Well, their past numbers are what can be supported based on solar energy flows indefinitely. Anything in the billions is only possible with non-renewable inputs and by wrecking the planet.
And those vertebrates only used the energy they directly ate, no fire, no technology of any sort. It is a 100x footprint for a modern human living a comfortable lifestyle.
Revelo
@GM: “Population concern, then, is as much a pretext for mass murder as climate change. The underlying motive is as old as oligarchy itself: fear and hatred of the common people, and a desire to get rid of them at the earliest possible opportunity; that is, as soon as they are no longer needed to supply the needs of the oligarchy. And that moment is now: as robotics and artificial intelligence take over all human roles, the economic value of the human being falls to less than zero. It’s not about saving the planet — it’s about preserving for all time the dominant position of the oligarchy.”—Lethal Text substack.
Large grass eaters (bison in North America, zebras and other such animals in Africa, whatever roamed Argentina prior to humans, etc) most certainly reached multiple billions worldwide. And solar energy was never the limiting factor for mammal or other life. Limiting factor was typically water, nitrogen, potassium, phosphorus or some other element to support plant growth. Humans can use essentially unlimited supplies of solar energy to terraform the earth to supply missing plant nutrients. For example, oceans can be fertilized to produce vast amounts of algae and/or small fishes, seawater can be converted to fresh and then pumped uphill to irrigate deserts, etc.
Terraforming is a long term process, and population will likely crash in this century due to climate change before any major terraforming, but I am quite confident surviving humanity will pick up the pieces after the wreckage and 100 billion population will be reached by year 10000 at the latest. As noted in my previous post, those who don’t value high human population will inevitably be outbred into oblivion by those who see high human population as a good thing for it’s own sake. This is the iron law of evolution.
Also, riding around in automobiles instead of walking is not a comfortable lifestyle but rather a very unnatural and unhealthy lifestyle forced on modern humans by the way we structured our modern habitat. And likewise for other resource intensive aspects of “developed” (read: dehumanizing) economy lifestyles. Truly high standard of living primarily consists in lots of leisure time combined with good health. Leisure and maintaining existing good health does not imply any use of natural resources, while fixing bad health (i.e. medical care) does not need to be expensive in terms of natural resources.
GM
No, they didn’t. Bison population at its peak was at 60 million in North America.
And, of course, the human ecological niche is not that of a grass eater, it is a supercharged apex predator, who consumes way more per capita than even something as large as a Tyranousaurus back in the days would have.
Of course it is the limiting factor, it is a fixed flux.
It is the height of idiocy to use the words “unlimited supplies” and “solar energy” together.

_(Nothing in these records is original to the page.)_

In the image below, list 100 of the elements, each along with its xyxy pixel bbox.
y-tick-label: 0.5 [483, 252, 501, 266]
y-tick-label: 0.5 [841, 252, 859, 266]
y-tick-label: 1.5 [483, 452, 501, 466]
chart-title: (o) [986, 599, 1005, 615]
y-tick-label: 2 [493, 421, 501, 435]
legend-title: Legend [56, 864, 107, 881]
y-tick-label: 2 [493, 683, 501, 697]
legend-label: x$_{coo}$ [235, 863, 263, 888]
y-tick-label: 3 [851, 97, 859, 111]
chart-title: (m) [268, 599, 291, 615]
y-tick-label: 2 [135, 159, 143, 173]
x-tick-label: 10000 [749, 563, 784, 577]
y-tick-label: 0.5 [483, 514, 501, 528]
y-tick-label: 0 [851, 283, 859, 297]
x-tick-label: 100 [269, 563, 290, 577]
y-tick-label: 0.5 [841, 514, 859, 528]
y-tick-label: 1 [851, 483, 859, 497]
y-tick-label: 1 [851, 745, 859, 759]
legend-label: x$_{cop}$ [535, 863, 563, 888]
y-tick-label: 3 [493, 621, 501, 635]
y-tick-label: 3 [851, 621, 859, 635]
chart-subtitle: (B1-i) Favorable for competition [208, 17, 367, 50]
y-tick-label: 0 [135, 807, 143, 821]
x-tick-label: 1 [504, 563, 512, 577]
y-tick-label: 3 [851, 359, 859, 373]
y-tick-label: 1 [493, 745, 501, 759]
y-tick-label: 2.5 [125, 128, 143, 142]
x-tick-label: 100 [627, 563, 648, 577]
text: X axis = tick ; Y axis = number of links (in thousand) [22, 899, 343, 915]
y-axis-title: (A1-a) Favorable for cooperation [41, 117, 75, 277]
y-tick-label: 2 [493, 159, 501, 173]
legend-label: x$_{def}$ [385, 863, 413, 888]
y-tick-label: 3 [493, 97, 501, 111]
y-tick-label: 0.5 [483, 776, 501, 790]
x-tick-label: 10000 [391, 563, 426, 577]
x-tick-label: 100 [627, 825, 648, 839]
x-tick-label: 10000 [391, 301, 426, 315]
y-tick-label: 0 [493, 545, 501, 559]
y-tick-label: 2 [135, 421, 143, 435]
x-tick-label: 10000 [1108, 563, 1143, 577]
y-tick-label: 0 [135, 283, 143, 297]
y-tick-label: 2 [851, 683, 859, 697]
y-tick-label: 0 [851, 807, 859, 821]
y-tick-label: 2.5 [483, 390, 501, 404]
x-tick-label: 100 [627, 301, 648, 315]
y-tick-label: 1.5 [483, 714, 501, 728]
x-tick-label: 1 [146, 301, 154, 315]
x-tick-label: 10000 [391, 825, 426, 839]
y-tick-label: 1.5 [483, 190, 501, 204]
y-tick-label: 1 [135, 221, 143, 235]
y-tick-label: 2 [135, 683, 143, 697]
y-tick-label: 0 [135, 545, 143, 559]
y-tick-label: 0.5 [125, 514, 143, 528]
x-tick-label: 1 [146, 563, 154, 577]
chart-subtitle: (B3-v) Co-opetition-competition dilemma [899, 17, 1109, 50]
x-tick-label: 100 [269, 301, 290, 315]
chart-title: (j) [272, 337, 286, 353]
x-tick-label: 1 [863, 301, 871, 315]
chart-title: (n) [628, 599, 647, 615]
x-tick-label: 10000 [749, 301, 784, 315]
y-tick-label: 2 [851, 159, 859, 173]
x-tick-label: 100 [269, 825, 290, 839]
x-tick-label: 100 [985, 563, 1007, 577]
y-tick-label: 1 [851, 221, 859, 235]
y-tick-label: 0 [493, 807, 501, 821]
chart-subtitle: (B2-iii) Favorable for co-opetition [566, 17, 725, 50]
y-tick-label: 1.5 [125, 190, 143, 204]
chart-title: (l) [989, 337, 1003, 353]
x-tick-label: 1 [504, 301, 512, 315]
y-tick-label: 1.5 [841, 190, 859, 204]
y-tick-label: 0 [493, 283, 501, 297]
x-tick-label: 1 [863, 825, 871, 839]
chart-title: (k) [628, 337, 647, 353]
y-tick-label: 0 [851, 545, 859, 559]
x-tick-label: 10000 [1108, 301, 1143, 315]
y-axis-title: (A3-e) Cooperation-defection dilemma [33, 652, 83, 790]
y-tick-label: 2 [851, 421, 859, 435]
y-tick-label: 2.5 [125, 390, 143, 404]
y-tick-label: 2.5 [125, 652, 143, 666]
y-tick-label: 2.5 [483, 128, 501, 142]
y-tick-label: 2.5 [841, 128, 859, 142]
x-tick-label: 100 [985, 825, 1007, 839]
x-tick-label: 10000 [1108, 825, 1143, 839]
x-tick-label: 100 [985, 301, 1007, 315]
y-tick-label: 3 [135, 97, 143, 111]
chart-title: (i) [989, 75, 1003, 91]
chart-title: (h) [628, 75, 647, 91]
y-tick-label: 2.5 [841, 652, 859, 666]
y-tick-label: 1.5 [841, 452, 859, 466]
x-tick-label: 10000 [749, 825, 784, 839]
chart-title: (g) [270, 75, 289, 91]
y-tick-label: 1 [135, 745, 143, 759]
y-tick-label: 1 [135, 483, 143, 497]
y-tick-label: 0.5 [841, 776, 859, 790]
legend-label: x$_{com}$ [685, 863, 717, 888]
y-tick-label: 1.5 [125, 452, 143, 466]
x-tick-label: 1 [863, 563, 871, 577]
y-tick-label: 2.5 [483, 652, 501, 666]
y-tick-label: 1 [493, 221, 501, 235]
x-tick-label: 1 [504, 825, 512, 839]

It is a severely limited and very low-grade resources.
And it is something even worse to consider it both feasible and desirable to convert the whole planet into a giant feeding lot for humans.
That is correct and it is the core of our tragedy.
Because those who “see high human population as a good thing for it’s own sake” and will outbreed others into oblivion are dooming both themselves and everyone else to extinction.
They win in the short term, that is indeed the iron law of evolution, but in the long term they are suicidal morons.
There will be no picking of any pieces because once this civilization collapses it will have dissipated and depleted the concentrated resources on which it built itself up, making it largely impossible for another one to arise.
This is a one-and-done affair for the next 50-100 million years, maybe even longer.